Lastly, owners are just starting to realize the value of investing now to reduce operating costs – and gain returns on investments – later.
“Landlords with ESG-focused real estate assets are expecting to see increasing building values – and higher rents – over time, given the ability to participate in tax incentives and credits that ultimately boost property values,” Labosky says.
Gilbane Building Company – one of the largest privately held family-owned construction and real estate development firms in the world – launched its formal ESG strategy last year.
However, it wasn’t a huge financial, cultural or educational shift in the slightest for the 150-year-old, family-owned-and-operated business, says Chris Cornick, vice president, business unit leader of New Jersey.
“Weaving ESG into the fabric of who we are and how we build is and always has been our entire approach as a company, regardless of market conditions,” he says. “We just found it was important to our people and our clients to talk more openly about the environmental and social efforts we make outside of our transactions.”
Sure, every project completed by Gilbane is required to have a custom environmental sustainability action plan pertaining to concerns such as carbon emissions, waste tracking, water management, recyclable materials and more.
But more than a few ESG initiatives at the company go above and beyond:
$4 billion company-wide commitment to hire minority-, women-, veteran-, disabled-, and LGBQTIA+-owned subcontractors: “Over the last five years, we’ve averaged north of 30% in awards to small and diverse businesses in New Jersey annually,” Cornick adds.
By 2040, Gilbane will achieve zero waste to landfills, carbon neutrality, and a reduction in potable water use and consumption by 40%.
Gilbane’s Community Service Challenge pays its employees to volunteer, with more than 250 employees from the mid-Atlantic division volunteering 1,200+ hours alone.
Merck, the global biopharmaceutical company based in Rahway, launched a $1 billion Sustainability Bond in December 2021.
“It gave us the opportunity to pair the impact of our financial activities against our corporate strategy and our broader business objectives,” says Kyra Lanza, assistant vice president, ESG strategy and engagement at Merck. “However, operating as a responsible company isn’t new to Merck, as we’ve consistently engaged in these types of efforts for more than 135 years.
“There’s simply new nomenclature today focused on advancing in ways that make us a better corporate citizen by ensuring a sustainable and healthy future for all,” she says.
Starting with access to health, Lanza continues, “It’s central to who we are as a company. And, ignoring the link between climate and human health comes at a cost, so we of course want to move forward in ways that have positive impacts on the environment while maintaining our company’s ethics and values.”

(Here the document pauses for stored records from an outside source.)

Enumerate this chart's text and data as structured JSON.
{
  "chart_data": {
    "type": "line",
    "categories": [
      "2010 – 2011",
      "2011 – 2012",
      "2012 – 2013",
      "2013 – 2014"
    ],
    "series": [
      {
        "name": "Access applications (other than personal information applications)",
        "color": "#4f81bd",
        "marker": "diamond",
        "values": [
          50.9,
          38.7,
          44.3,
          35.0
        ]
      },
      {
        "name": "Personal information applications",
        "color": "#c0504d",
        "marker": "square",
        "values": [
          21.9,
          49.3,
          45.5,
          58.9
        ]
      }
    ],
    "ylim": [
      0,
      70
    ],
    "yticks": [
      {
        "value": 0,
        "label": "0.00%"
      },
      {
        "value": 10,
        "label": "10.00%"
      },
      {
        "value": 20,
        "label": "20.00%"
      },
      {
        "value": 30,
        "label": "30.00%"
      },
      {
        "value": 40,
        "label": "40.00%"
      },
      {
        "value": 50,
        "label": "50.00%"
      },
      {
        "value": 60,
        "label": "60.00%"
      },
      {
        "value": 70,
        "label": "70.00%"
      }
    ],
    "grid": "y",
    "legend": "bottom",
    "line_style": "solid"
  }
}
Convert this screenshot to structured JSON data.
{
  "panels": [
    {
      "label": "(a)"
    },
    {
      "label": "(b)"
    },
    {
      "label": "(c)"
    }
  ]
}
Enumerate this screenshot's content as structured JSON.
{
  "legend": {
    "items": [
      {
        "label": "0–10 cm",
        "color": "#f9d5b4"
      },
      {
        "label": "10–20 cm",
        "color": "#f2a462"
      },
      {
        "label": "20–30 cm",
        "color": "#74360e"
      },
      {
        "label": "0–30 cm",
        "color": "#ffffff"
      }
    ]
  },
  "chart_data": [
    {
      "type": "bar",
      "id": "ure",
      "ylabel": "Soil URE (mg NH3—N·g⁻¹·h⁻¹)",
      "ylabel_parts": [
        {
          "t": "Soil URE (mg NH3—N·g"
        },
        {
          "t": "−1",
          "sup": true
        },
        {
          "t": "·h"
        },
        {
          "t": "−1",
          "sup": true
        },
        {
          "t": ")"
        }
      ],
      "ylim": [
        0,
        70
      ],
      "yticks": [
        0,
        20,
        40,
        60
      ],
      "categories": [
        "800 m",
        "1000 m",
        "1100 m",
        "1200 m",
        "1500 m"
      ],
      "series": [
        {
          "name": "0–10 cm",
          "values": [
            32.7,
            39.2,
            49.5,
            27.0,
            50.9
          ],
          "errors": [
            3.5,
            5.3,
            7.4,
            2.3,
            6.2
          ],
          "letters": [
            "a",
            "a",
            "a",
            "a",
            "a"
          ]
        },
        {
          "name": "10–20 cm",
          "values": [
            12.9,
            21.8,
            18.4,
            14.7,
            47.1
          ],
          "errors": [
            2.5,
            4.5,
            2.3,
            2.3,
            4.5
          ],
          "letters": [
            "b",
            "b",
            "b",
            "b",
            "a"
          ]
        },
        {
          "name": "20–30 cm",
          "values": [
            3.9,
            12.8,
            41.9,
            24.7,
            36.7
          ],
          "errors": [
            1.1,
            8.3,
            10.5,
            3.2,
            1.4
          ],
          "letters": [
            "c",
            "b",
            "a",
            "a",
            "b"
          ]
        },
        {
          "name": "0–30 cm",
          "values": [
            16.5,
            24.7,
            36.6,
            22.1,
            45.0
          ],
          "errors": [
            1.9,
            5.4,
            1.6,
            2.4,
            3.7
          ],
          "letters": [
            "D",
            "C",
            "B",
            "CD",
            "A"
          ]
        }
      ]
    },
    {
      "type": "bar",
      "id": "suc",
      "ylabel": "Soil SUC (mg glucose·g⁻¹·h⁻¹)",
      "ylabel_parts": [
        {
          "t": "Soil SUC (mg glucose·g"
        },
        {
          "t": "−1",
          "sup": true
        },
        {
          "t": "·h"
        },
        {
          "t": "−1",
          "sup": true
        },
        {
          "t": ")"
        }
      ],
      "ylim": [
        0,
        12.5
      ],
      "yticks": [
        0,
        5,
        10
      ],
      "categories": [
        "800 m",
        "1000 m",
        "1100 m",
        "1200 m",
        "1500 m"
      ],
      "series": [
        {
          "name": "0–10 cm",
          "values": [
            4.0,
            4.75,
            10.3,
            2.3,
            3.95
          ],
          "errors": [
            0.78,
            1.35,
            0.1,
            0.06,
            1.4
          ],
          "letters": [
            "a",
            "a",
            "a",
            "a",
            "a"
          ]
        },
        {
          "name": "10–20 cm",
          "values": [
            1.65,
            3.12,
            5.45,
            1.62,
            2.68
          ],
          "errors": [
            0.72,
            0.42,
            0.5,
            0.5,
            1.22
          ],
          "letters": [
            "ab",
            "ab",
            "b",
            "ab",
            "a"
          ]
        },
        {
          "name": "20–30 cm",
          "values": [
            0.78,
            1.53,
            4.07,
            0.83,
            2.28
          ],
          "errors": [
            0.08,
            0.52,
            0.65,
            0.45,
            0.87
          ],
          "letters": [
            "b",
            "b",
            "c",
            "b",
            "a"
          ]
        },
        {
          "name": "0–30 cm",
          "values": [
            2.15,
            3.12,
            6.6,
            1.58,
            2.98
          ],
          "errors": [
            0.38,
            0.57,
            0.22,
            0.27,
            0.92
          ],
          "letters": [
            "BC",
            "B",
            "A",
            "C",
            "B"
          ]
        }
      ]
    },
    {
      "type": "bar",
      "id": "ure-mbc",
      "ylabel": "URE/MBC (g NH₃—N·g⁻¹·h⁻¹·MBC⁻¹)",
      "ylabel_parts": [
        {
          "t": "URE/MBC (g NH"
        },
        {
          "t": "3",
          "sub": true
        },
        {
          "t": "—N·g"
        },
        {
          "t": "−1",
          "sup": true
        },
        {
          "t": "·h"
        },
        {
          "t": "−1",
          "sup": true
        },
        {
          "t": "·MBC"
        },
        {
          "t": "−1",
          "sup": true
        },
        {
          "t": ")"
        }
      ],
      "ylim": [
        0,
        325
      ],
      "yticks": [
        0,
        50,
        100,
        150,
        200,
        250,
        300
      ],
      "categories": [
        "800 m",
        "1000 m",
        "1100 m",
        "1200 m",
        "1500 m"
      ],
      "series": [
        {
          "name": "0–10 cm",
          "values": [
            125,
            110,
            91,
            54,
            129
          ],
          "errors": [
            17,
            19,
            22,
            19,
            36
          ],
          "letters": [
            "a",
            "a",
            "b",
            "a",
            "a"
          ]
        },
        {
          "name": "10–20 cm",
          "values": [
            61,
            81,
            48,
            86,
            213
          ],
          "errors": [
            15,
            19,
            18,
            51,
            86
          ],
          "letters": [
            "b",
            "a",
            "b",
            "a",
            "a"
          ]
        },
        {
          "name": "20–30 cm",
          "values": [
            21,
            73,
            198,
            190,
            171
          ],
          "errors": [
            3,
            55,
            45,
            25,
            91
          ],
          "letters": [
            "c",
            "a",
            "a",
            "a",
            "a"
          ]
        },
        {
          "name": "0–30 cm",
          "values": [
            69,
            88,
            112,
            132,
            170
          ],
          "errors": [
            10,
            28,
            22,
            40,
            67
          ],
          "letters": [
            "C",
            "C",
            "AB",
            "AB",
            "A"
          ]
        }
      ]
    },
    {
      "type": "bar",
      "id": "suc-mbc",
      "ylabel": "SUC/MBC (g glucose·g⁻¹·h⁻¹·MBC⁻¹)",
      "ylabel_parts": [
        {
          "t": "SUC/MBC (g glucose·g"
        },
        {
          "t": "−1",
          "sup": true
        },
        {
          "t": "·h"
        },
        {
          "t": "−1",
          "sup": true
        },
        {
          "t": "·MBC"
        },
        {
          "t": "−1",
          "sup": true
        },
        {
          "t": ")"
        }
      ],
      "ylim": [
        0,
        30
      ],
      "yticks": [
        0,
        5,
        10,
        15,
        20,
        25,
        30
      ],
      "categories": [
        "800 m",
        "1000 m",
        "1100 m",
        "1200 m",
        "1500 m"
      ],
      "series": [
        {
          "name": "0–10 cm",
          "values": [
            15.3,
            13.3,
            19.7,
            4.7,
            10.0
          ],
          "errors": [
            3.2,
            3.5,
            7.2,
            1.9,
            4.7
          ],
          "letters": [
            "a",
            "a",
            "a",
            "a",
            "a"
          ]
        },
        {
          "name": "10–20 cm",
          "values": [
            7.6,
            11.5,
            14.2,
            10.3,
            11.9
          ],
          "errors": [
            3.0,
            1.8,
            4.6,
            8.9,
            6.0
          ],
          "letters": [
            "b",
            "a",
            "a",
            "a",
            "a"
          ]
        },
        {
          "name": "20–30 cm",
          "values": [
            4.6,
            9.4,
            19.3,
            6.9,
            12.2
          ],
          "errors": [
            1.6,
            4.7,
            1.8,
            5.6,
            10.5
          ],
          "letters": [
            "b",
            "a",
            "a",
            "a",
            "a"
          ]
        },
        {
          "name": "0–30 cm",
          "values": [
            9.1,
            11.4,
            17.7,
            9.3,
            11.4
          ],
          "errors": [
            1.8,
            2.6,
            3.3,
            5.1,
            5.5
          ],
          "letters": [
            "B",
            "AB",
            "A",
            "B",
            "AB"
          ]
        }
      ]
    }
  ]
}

Finally, Lanza says Merck’s ESG efforts have helped drive employee engagement, pride and retention.
“Prospective employees, particularly early talent, really want to understand how we’re operating and what choices we’re making,” she says. “They don’t simply want to work for a profitable company – they want to work for someone who is also helping society.”
Here are just a few examples of how Merck has committed to ESG:
For 35 years, Merck’s Mectizan Donation program has donated more than 4 billion treatments to 49+ countries to help eradicate river blindness and elephantiasis.
99% pay equity across employees of all genders and races/ethnicities.
Invested $2 billion to provide the World Health Organization with 90 million+ doses of the HPV vaccine for hard-to-reach populations.
Donated $1 million to relief efforts and partnered with the International Medical Corp to provide essential supplies to earthquake victims in Turkey and Syria.
According to DLA’s Labosky, for those pioneer organizations that started their ESG initiatives early, they’re beginning to reap the rewards of public accolades and pre-emanate real estate. “Therefore, most public backlash against corporate ESG is simply a result of sustained progress and growing momentum,” he says.
“ESG is a concept that is undoubtedly here for the long term,” Labosky concludes.